Concernant la production d’aliments composés pour bovins, la Fefac estime que le secteur a besoin de temps pour se remettre de la crise qu’il vient de traverser. Il pense également que les critères environnementaux vont restreindre la production. L’organisme européen table sur un repli de 2 %. En 2016, la baisse était de 1,5 %. Les résultats sont divergents en fonction des pays. Si les Pays-Bas et la Pologne ont vu leur production d’aliments pour bovins augmenter de 8 % en 2016, la France a suivi une courbe inverse.

Peste porcine africaine et grippe aviaire

Pour les aliments porcins, la tendance en 2017 serait une baisse de 1 % suite à la stabilisation de la production. La Fefac prévoit que cette estimation pourrait évoluer en fonction du développement ou non de l’épizootie de peste porcine africaine ou encore en cas de suppression de l’embargo russe. En 2016, la production a chuté de 1,6 % suite aux prix bas de la viande porcine et aux problèmes de pestes porcines africaines en Europe de l’Est.

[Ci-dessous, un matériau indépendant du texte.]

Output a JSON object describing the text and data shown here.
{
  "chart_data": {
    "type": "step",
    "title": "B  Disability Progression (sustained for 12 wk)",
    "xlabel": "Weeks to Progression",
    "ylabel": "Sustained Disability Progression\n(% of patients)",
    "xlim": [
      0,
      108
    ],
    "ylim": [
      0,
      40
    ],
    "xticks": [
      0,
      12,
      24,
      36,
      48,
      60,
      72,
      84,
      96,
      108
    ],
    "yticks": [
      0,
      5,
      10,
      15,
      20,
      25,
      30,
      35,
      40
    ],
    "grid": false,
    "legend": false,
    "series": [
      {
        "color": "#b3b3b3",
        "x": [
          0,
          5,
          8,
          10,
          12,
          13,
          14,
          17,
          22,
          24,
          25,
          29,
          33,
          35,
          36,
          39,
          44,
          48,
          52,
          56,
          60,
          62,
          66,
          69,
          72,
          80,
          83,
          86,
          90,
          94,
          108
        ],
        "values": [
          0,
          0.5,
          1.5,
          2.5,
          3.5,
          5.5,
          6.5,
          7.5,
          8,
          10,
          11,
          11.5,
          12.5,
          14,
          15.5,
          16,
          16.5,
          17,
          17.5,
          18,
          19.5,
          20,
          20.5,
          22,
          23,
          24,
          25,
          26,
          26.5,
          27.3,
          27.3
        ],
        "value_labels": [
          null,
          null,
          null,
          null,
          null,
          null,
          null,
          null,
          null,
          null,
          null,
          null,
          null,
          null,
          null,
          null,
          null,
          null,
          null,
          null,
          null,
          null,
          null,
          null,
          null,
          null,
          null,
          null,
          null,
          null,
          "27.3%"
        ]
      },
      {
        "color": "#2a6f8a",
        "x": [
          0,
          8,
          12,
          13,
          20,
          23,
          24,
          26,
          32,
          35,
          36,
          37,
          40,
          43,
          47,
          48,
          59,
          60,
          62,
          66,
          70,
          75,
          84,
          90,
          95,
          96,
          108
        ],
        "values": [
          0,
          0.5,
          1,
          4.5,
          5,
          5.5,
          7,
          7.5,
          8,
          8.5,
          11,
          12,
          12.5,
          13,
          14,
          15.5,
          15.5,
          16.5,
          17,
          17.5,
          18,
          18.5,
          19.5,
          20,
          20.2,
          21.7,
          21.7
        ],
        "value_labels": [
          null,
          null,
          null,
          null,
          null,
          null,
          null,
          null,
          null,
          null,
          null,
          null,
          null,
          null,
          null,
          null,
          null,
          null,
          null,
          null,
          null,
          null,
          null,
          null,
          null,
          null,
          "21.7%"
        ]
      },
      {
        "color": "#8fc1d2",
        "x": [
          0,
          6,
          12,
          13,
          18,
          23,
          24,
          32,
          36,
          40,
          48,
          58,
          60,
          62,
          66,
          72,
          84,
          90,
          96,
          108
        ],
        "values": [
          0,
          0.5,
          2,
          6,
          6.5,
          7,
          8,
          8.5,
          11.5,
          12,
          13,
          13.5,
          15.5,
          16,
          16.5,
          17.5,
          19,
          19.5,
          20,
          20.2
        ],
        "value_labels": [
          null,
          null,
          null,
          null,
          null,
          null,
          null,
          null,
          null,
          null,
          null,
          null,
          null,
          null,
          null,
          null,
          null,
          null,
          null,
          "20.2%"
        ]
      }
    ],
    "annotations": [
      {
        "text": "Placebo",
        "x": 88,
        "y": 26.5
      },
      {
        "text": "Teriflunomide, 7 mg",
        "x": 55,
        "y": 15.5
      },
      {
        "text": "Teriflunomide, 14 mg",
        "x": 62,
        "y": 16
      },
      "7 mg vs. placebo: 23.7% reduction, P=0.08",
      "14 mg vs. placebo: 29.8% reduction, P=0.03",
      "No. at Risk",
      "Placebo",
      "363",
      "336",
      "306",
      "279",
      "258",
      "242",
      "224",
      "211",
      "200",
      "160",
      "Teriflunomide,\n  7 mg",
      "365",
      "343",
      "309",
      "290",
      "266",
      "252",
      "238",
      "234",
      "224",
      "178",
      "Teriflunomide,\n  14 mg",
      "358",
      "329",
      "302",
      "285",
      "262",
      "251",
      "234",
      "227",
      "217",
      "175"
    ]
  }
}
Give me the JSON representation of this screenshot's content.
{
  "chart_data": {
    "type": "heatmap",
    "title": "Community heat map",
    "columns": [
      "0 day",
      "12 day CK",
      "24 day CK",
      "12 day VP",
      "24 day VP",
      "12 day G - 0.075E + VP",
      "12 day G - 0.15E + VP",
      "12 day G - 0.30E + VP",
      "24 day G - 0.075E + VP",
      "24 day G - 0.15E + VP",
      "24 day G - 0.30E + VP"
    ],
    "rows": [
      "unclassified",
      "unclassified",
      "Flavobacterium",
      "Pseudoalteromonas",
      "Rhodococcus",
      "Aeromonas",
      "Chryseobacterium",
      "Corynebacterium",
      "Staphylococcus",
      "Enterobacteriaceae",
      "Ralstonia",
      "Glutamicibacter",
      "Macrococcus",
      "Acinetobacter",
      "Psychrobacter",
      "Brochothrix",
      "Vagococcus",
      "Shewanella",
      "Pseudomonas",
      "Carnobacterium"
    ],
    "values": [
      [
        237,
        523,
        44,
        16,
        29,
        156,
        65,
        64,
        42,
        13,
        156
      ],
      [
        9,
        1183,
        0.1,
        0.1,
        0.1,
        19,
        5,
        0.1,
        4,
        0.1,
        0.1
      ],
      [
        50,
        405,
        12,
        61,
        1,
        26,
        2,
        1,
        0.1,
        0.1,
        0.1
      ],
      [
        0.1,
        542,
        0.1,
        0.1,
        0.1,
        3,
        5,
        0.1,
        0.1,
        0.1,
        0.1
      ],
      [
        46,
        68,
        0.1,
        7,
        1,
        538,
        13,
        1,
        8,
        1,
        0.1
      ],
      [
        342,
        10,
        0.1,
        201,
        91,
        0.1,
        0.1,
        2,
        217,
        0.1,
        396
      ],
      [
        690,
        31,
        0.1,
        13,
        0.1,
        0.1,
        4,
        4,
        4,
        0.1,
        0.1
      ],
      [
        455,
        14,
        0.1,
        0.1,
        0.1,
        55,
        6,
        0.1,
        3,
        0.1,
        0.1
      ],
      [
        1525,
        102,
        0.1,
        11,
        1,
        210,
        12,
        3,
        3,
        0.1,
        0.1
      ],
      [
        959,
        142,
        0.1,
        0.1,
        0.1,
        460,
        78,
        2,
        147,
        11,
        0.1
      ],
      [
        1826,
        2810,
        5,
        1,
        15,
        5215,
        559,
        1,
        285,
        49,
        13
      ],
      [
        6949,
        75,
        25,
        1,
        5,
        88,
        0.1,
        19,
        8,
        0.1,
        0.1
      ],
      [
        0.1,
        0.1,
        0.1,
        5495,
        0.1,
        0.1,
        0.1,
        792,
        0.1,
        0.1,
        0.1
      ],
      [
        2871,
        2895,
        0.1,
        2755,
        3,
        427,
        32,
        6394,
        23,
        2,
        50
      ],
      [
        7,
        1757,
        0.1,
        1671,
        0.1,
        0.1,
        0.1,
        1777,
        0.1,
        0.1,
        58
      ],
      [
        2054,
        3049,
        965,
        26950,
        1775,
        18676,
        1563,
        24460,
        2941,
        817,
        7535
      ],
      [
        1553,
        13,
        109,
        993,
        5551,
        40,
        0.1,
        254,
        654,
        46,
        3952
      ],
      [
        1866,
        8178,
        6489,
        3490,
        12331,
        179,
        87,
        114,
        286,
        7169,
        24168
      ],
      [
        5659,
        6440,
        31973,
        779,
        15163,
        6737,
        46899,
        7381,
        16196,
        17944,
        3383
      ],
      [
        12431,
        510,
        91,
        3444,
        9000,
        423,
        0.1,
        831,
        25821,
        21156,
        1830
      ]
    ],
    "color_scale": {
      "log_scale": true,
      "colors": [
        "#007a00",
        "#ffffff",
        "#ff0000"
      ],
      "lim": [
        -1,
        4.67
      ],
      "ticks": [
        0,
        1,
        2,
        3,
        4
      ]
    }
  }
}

La production d’aliments composés pour les volailles est annoncée en baisse de 0,5 % en 2017. « L’export de volaille va continuer à être affecté par la grippe aviaire, ce qui devrait mettre sous pression la production européenne », indique la Fefac. En 2016, les aliments composés pour ce secteur étaient en baisse de 0,2 % suite à l’épisode de grippe aviaire en fin d’année.